The Department of Justice and the FBI are opposed to classifying Internet-delivered phone calls as an information service, claiming that such an action would frustrate their ability to track and capture criminals and protect national security.
The DOJ and the FBI expressed their views Monday with the Federal Communications Commission, which has been asked by Vonage Holdings Corp. to classify its voice-over-Internet-protocol service as an interstate information service not subject to heavy common-carrier regulation that applies, for example, to Verizon Communications and BellSouth Corp.
Removing VoIP from the regime governing traditional phone carriers could mean that the DOJ and FBI would not have authority under the Communications Assistance and Law Enforcement Act to monitor VoIP communications electronically.
"Such a finding would clearly undercut CALEA's purpose and jeopardize the ability of federal, state and local governments to protect public safety and national security against domestic and foreign threats," the DOJ and the FBI said in their FCC comments.
The two agencies’ opinion on CALEA's scope was not endorsed by Verizon.
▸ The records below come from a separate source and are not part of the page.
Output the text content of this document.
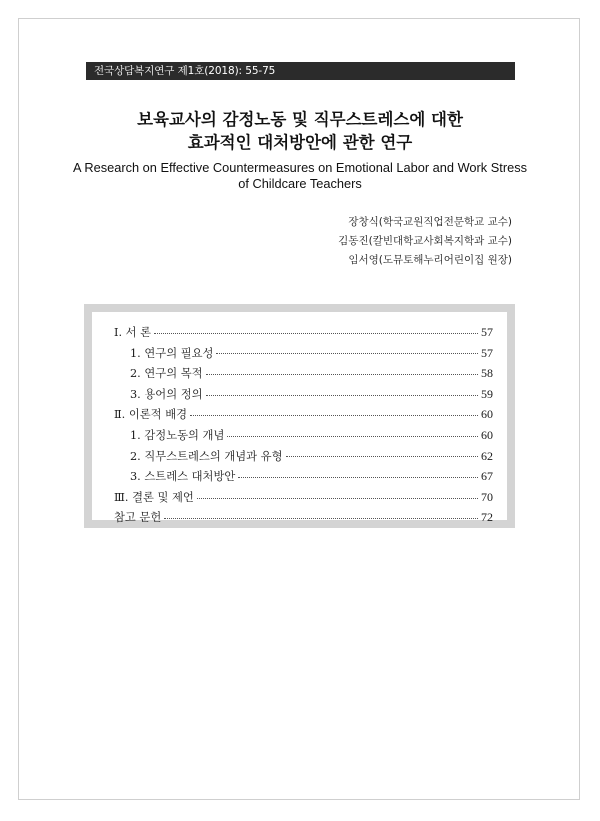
전국상담복지연구 제1호(2018): 55-75
보육교사의 감정노동 및 직무스트레스에 대한
효과적인 대처방안에 관한 연구
A Research on Effective Countermeasures on Emotional Labor and Work Stress
of Childcare Teachers
장창식(학국교원직업전문학교 교수)
김동진(칼빈대학교사회복지학과 교수)
임서영(도뮤토해누리어린이집 원장)
Ⅰ. 서 론	57
1. 연구의 필요성	57
2. 연구의 목적	58
3. 용어의 정의	59
Ⅱ. 이론적 배경	60
1. 감정노동의 개념	60
2. 직무스트레스의 개념과 유형	62
3. 스트레스 대처방안	67
Ⅲ. 결론 및 제언	70
참고 문헌	72
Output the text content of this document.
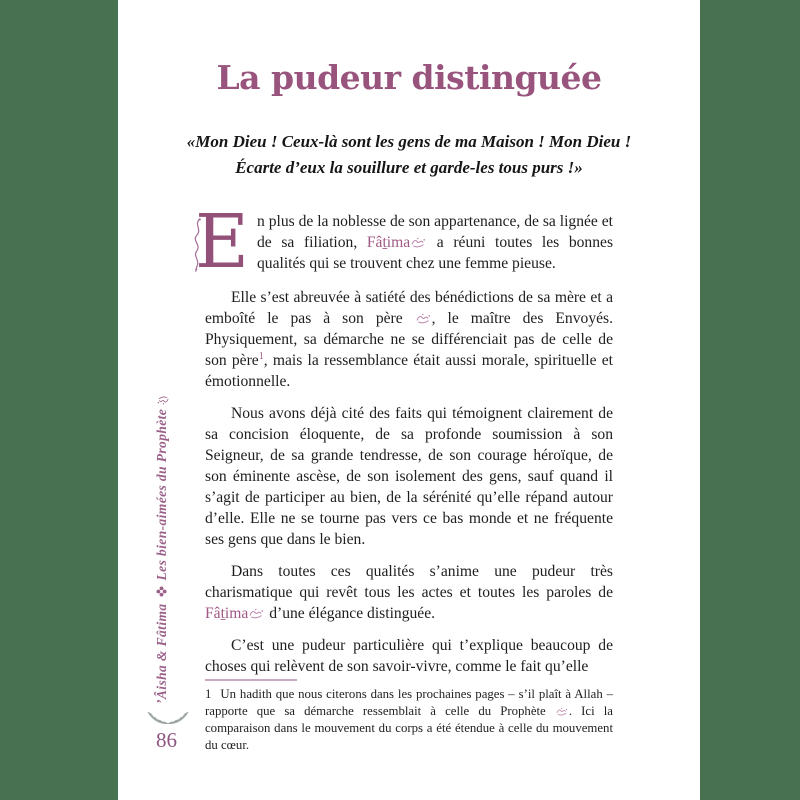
La pudeur distinguée
«Mon Dieu ! Ceux-là sont les gens de ma Maison ! Mon Dieu ! Écarte d’eux la souillure et garde-les tous purs !»

E n plus de la noblesse de son appartenance, de sa lignée et de sa filiation, Fâṯima a réuni toutes les bonnes qualités qui se trouvent chez une femme pieuse.

Elle s’est abreuvée à satiété des bénédictions de sa mère et a emboîté le pas à son père , le maître des Envoyés. Physiquement, sa démarche ne se différenciait pas de celle de son père$^1$, mais la ressemblance était aussi morale, spirituelle et émotionnelle.

Nous avons déjà cité des faits qui témoignent clairement de sa concision éloquente, de sa profonde soumission à son Seigneur, de sa grande tendresse, de son courage héroïque, de son éminente ascèse, de son isolement des gens, sauf quand il s’agit de participer au bien, de la sérénité qu’elle répand autour d’elle. Elle ne se tourne pas vers ce bas monde et ne fréquente ses gens que dans le bien.

Dans toutes ces qualités s’anime une pudeur très charismatique qui revêt tous les actes et toutes les paroles de Fâṯima d’une élégance distinguée.

C’est une pudeur particulière qui t’explique beaucoup de choses qui relèvent de son savoir-vivre, comme le fait qu’elle

1 Un hadith que nous citerons dans les prochaines pages – s’il plaît à Allah – rapporte que sa démarche ressemblait à celle du Prophète . Ici la comparaison dans le mouvement du corps a été étendue à celle du mouvement du cœur.

’Âisha & FâtimaLes bien-aimées du Prophète
86
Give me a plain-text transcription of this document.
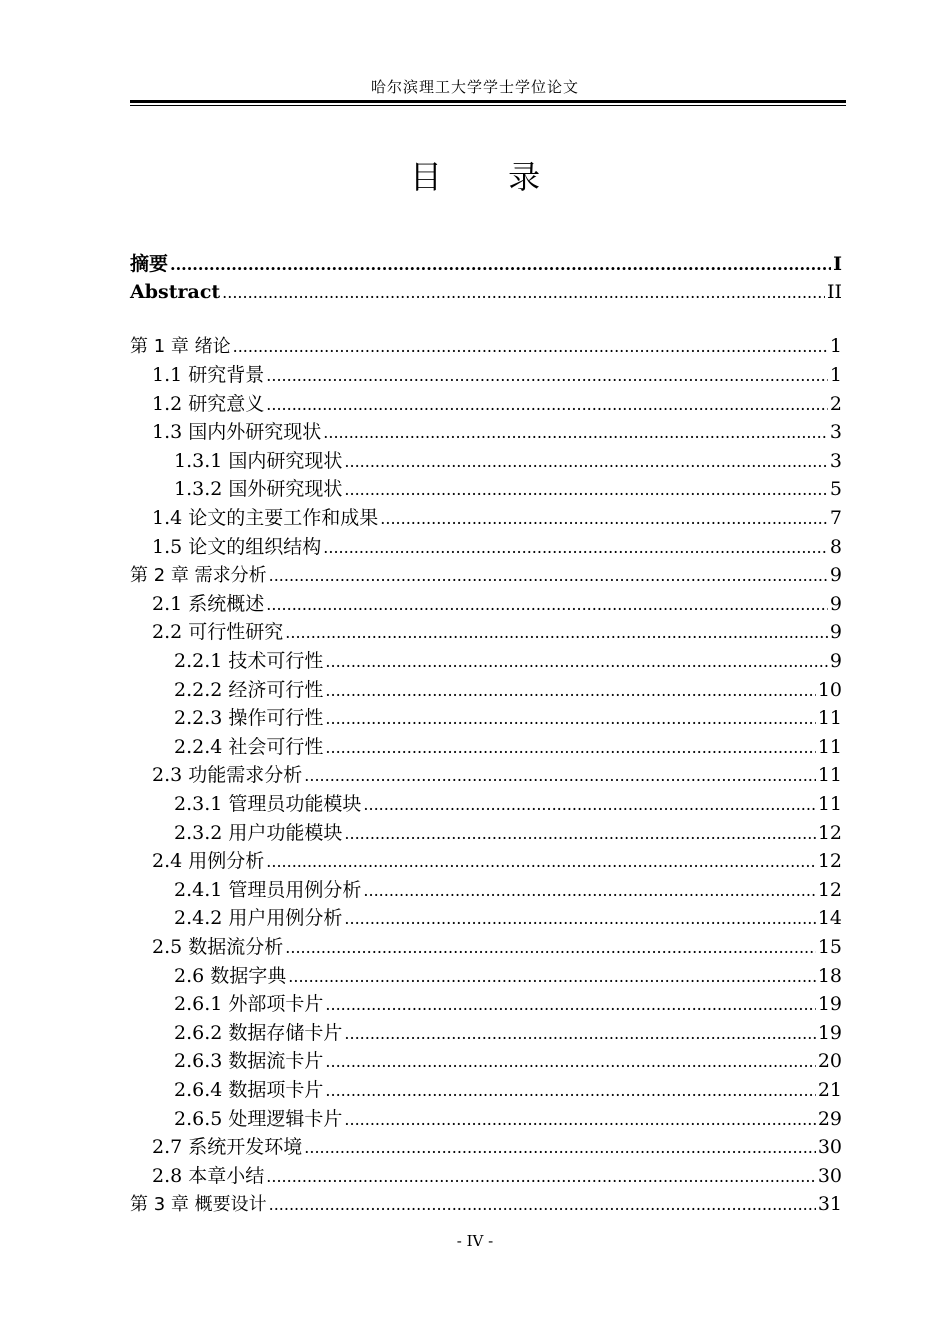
哈尔滨理工大学学士学位论文
目 录
摘要 .....	I
Abstract .....	II
第 1 章 绪论 .....	1
1.1 研究背景 .....	1
1.2 研究意义 .....	2
1.3 国内外研究现状 .....	3
1.3.1 国内研究现状 .....	3
1.3.2 国外研究现状 .....	5
1.4 论文的主要工作和成果 .....	7
1.5 论文的组织结构 .....	8
第 2 章 需求分析 .....	9
2.1 系统概述 .....	9
2.2 可行性研究 .....	9
2.2.1 技术可行性 .....	9
2.2.2 经济可行性 .....	10
2.2.3 操作可行性 .....	11
2.2.4 社会可行性 .....	11
2.3 功能需求分析 .....	11
2.3.1 管理员功能模块 .....	11
2.3.2 用户功能模块 .....	12
2.4 用例分析 .....	12
2.4.1 管理员用例分析 .....	12
2.4.2 用户用例分析 .....	14
2.5 数据流分析 .....	15
2.6 数据字典 .....	18
2.6.1 外部项卡片 .....	19
2.6.2 数据存储卡片 .....	19
2.6.3 数据流卡片 .....	20
2.6.4 数据项卡片 .....	21
2.6.5 处理逻辑卡片 .....	29
2.7 系统开发环境 .....	30
2.8 本章小结 .....	30
第 3 章 概要设计 .....	31
- IV -
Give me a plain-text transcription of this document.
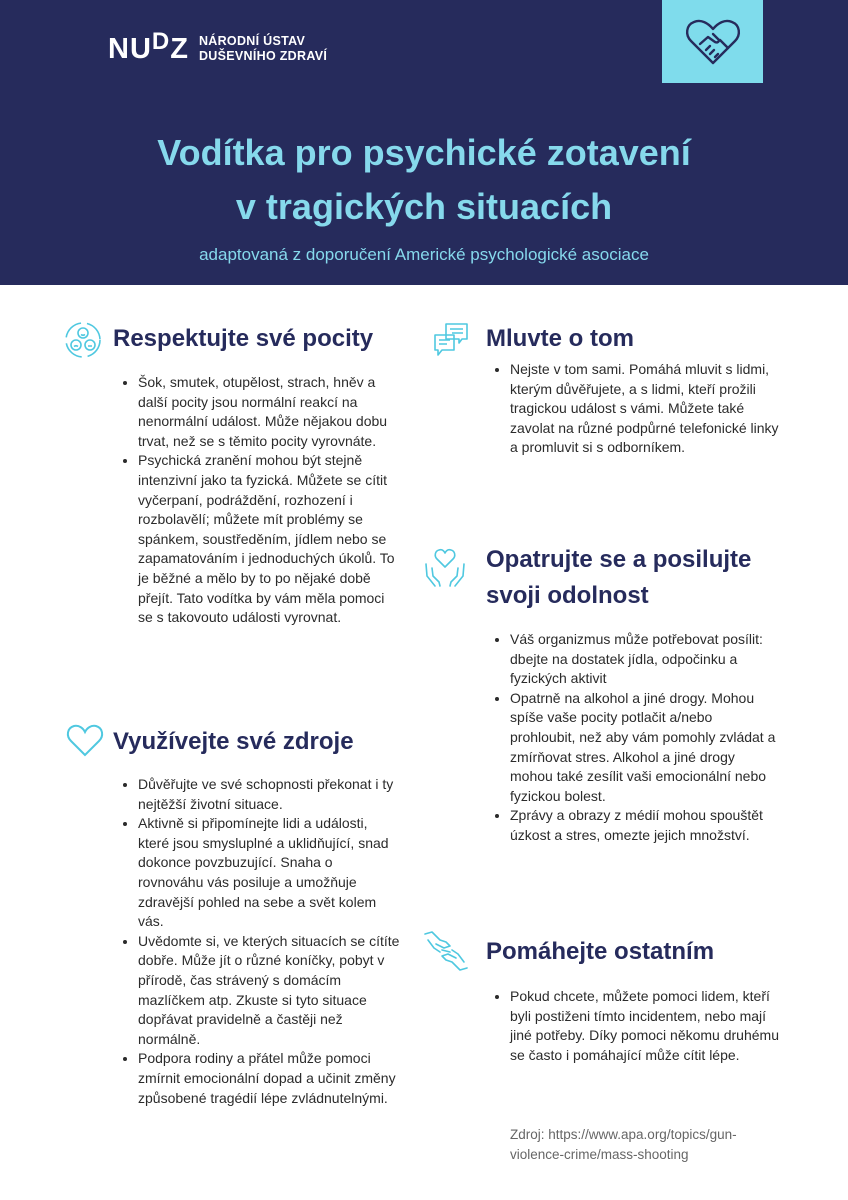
$NU^DZ$ NÁRODNÍ ÚSTAV
DUŠEVNÍHO ZDRAVÍ
Vodítka pro psychické zotavení
v tragických situacích
adaptovaná z doporučení Americké psychologické asociace
Respektujte své pocity
• Šok, smutek, otupělost, strach, hněv a další pocity jsou normální reakcí na nenormální událost. Může nějakou dobu trvat, než se s těmito pocity vyrovnáte.
• Psychická zranění mohou být stejně intenzivní jako ta fyzická. Můžete se cítit vyčerpaní, podráždění, rozhození i rozbolavělí; můžete mít problémy se spánkem, soustředěním, jídlem nebo se zapamatováním i jednoduchých úkolů. To je běžné a mělo by to po nějaké době přejít. Tato vodítka by vám měla pomoci se s takovouto události vyrovnat.
Využívejte své zdroje
• Důvěřujte ve své schopnosti překonat i ty nejtěžší životní situace.
• Aktivně si připomínejte lidi a události, které jsou smysluplné a uklidňující, snad dokonce povzbuzující. Snaha o rovnováhu vás posiluje a umožňuje zdravější pohled na sebe a svět kolem vás.
• Uvědomte si, ve kterých situacích se cítíte dobře. Může jít o různé koníčky, pobyt v přírodě, čas strávený s domácím mazlíčkem atp. Zkuste si tyto situace dopřávat pravidelně a častěji než normálně.
• Podpora rodiny a přátel může pomoci zmírnit emocionální dopad a učinit změny způsobené tragédií lépe zvládnutelnými.
Mluvte o tom
• Nejste v tom sami. Pomáhá mluvit s lidmi, kterým důvěřujete, a s lidmi, kteří prožili tragickou událost s vámi. Můžete také zavolat na různé podpůrné telefonické linky a promluvit si s odborníkem.
Opatrujte se a posilujte
svoji odolnost
• Váš organizmus může potřebovat posílit: dbejte na dostatek jídla, odpočinku a fyzických aktivit
• Opatrně na alkohol a jiné drogy. Mohou spíše vaše pocity potlačit a/nebo prohloubit, než aby vám pomohly zvládat a zmírňovat stres. Alkohol a jiné drogy mohou také zesílit vaši emocionální nebo fyzickou bolest.
• Zprávy a obrazy z médií mohou spouštět úzkost a stres, omezte jejich množství.
Pomáhejte ostatním
• Pokud chcete, můžete pomoci lidem, kteří byli postiženi tímto incidentem, nebo mají jiné potřeby. Díky pomoci někomu druhému se často i pomáhající může cítit lépe.
Zdroj: https://www.apa.org/topics/gun-violence-crime/mass-shooting
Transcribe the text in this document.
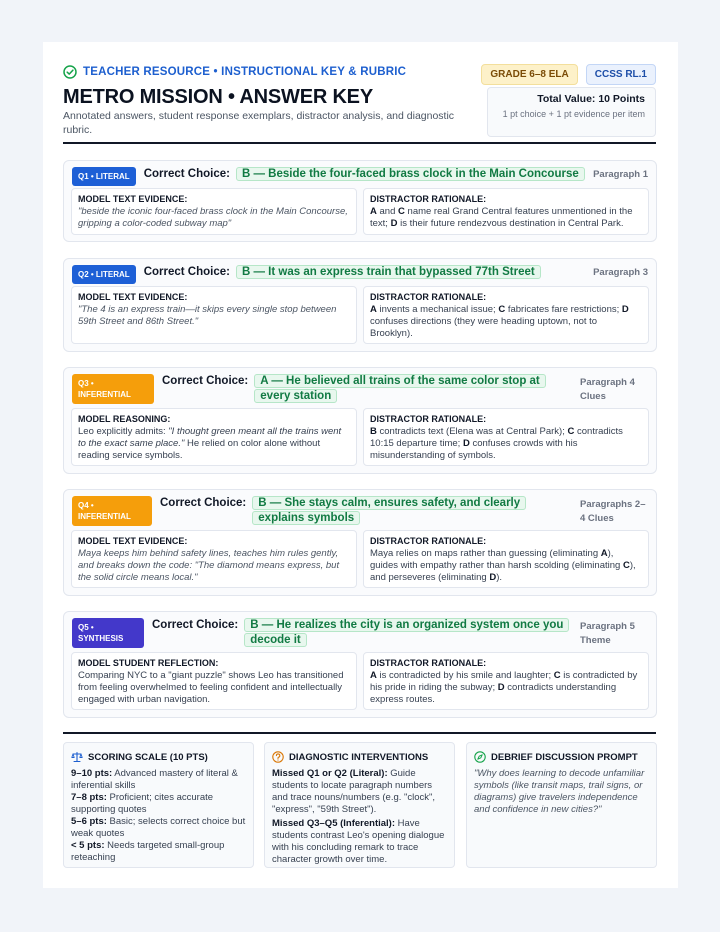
TEACHER RESOURCE • INSTRUCTIONAL KEY & RUBRIC
METRO MISSION • ANSWER KEY
Annotated answers, student response exemplars, distractor analysis, and diagnostic rubric.
GRADE 6–8 ELA	CCSS RL.1
Total Value: 10 Points
1 pt choice + 1 pt evidence per item
Q1 • LITERAL	Correct Choice:	B — Beside the four-faced brass clock in the Main Concourse	Paragraph 1
MODEL TEXT EVIDENCE:
"beside the iconic four-faced brass clock in the Main Concourse, gripping a color-coded subway map"
DISTRACTOR RATIONALE:
A and C name real Grand Central features unmentioned in the text; D is their future rendezvous destination in Central Park.
Q2 • LITERAL	Correct Choice:	B — It was an express train that bypassed 77th Street	Paragraph 3
MODEL TEXT EVIDENCE:
"The 4 is an express train—it skips every single stop between 59th Street and 86th Street."
DISTRACTOR RATIONALE:
A invents a mechanical issue; C fabricates fare restrictions; D confuses directions (they were heading uptown, not to Brooklyn).
Q3 • INFERENTIAL
Correct Choice:	A — He believed all trains of the same color stop at every station
Paragraph 4 Clues
MODEL REASONING:
Leo explicitly admits: "I thought green meant all the trains went to the exact same place." He relied on color alone without reading service symbols.
DISTRACTOR RATIONALE:
B contradicts text (Elena was at Central Park); C contradicts 10:15 departure time; D confuses crowds with his misunderstanding of symbols.
Q4 • INFERENTIAL
Correct Choice:	B — She stays calm, ensures safety, and clearly explains symbols
Paragraphs 2–4 Clues
MODEL TEXT EVIDENCE:
Maya keeps him behind safety lines, teaches him rules gently, and breaks down the code: "The diamond means express, but the solid circle means local."
DISTRACTOR RATIONALE:
Maya relies on maps rather than guessing (eliminating A), guides with empathy rather than harsh scolding (eliminating C), and perseveres (eliminating D).
Q5 • SYNTHESIS
Correct Choice:	B — He realizes the city is an organized system once you decode it
Paragraph 5 Theme
MODEL STUDENT REFLECTION:
Comparing NYC to a "giant puzzle" shows Leo has transitioned from feeling overwhelmed to feeling confident and intellectually engaged with urban navigation.
DISTRACTOR RATIONALE:
A is contradicted by his smile and laughter; C is contradicted by his pride in riding the subway; D contradicts understanding express routes.
SCORING SCALE (10 PTS)
9–10 pts: Advanced mastery of literal & inferential skills
7–8 pts: Proficient; cites accurate supporting quotes
5–6 pts: Basic; selects correct choice but weak quotes
< 5 pts: Needs targeted small-group reteaching
DIAGNOSTIC INTERVENTIONS
Missed Q1 or Q2 (Literal): Guide students to locate paragraph numbers and trace nouns/numbers (e.g. "clock", "express", "59th Street").
Missed Q3–Q5 (Inferential): Have students contrast Leo's opening dialogue with his concluding remark to trace character growth over time.
DEBRIEF DISCUSSION PROMPT
"Why does learning to decode unfamiliar symbols (like transit maps, trail signs, or diagrams) give travelers independence and confidence in new cities?"
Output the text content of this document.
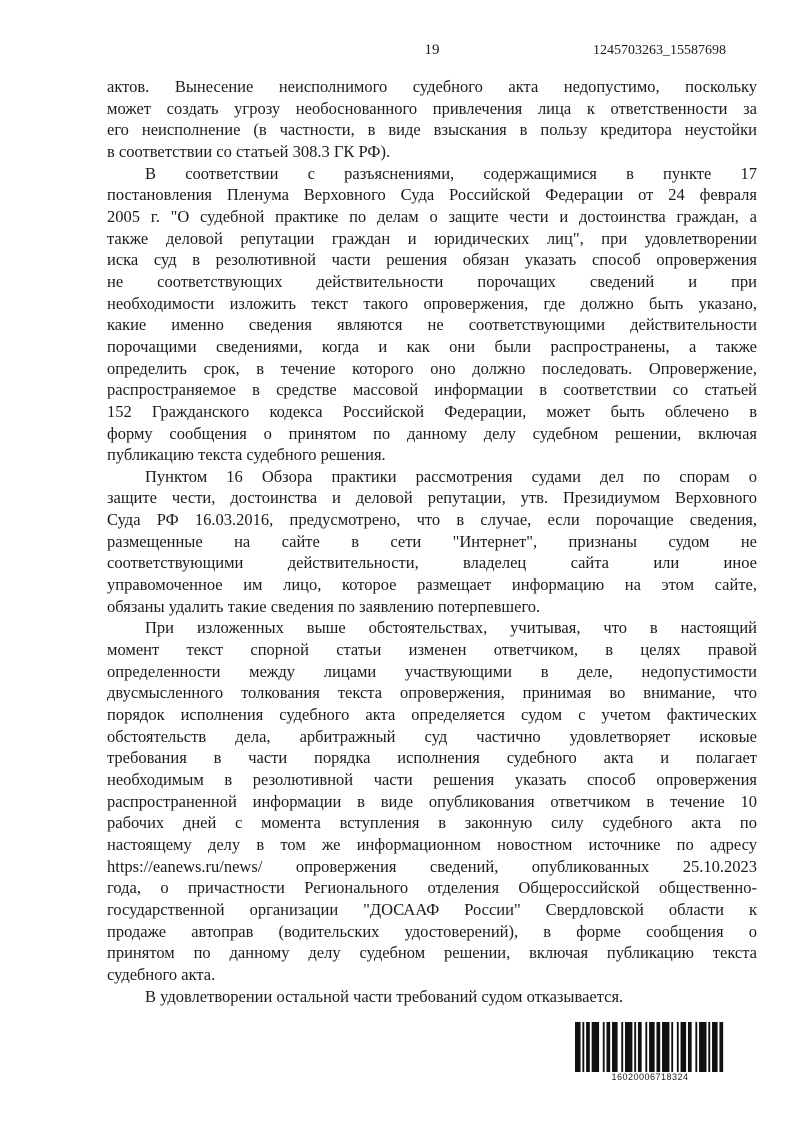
19	1245703263_15587698
актов. Вынесение неисполнимого судебного акта недопустимо, поскольку
может создать угрозу необоснованного привлечения лица к ответственности за
его неисполнение (в частности, в виде взыскания в пользу кредитора неустойки
в соответствии со статьей 308.3 ГК РФ).
В соответствии с разъяснениями, содержащимися в пункте 17
постановления Пленума Верховного Суда Российской Федерации от 24 февраля
2005 г. "О судебной практике по делам о защите чести и достоинства граждан, а
также деловой репутации граждан и юридических лиц", при удовлетворении
иска суд в резолютивной части решения обязан указать способ опровержения
не соответствующих действительности порочащих сведений и при
необходимости изложить текст такого опровержения, где должно быть указано,
какие именно сведения являются не соответствующими действительности
порочащими сведениями, когда и как они были распространены, а также
определить срок, в течение которого оно должно последовать. Опровержение,
распространяемое в средстве массовой информации в соответствии со статьей
152 Гражданского кодекса Российской Федерации, может быть облечено в
форму сообщения о принятом по данному делу судебном решении, включая
публикацию текста судебного решения.
Пунктом 16 Обзора практики рассмотрения судами дел по спорам о
защите чести, достоинства и деловой репутации, утв. Президиумом Верховного
Суда РФ 16.03.2016, предусмотрено, что в случае, если порочащие сведения,
размещенные на сайте в сети "Интернет", признаны судом не
соответствующими действительности, владелец сайта или иное
управомоченное им лицо, которое размещает информацию на этом сайте,
обязаны удалить такие сведения по заявлению потерпевшего.
При изложенных выше обстоятельствах, учитывая, что в настоящий
момент текст спорной статьи изменен ответчиком, в целях правой
определенности между лицами участвующими в деле, недопустимости
двусмысленного толкования текста опровержения, принимая во внимание, что
порядок исполнения судебного акта определяется судом с учетом фактических
обстоятельств дела, арбитражный суд частично удовлетворяет исковые
требования в части порядка исполнения судебного акта и полагает
необходимым в резолютивной части решения указать способ опровержения
распространенной информации в виде опубликования ответчиком в течение 10
рабочих дней с момента вступления в законную силу судебного акта по
настоящему делу в том же информационном новостном источнике по адресу
https://eanews.ru/news/ опровержения сведений, опубликованных 25.10.2023
года, о причастности Регионального отделения Общероссийской общественно-
государственной организации "ДОСААФ России" Свердловской области к
продаже автоправ (водительских удостоверений), в форме сообщения о
принятом по данному делу судебном решении, включая публикацию текста
судебного акта.
В удовлетворении остальной части требований судом отказывается.
16020006718324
The Baby Bell told the FCC CALEA's surveillance mandate is broad enough to include VoIP.
Vonage offers voice communications to subscribers of cable-modem and digital-subscriber-line service.
The Edison, N.J.-based company turned to the FCC for relief after state regulators in Minnesota tried to regulate it as a traditional phone carrier.
A federal judge in Minnesota issued a permanent injunction against Minnesota regulators after finding that Vonage's service met the federal definition of information service and that a deregulated Internet was consistent with congressional policy in the Telecommunications Act of 1996.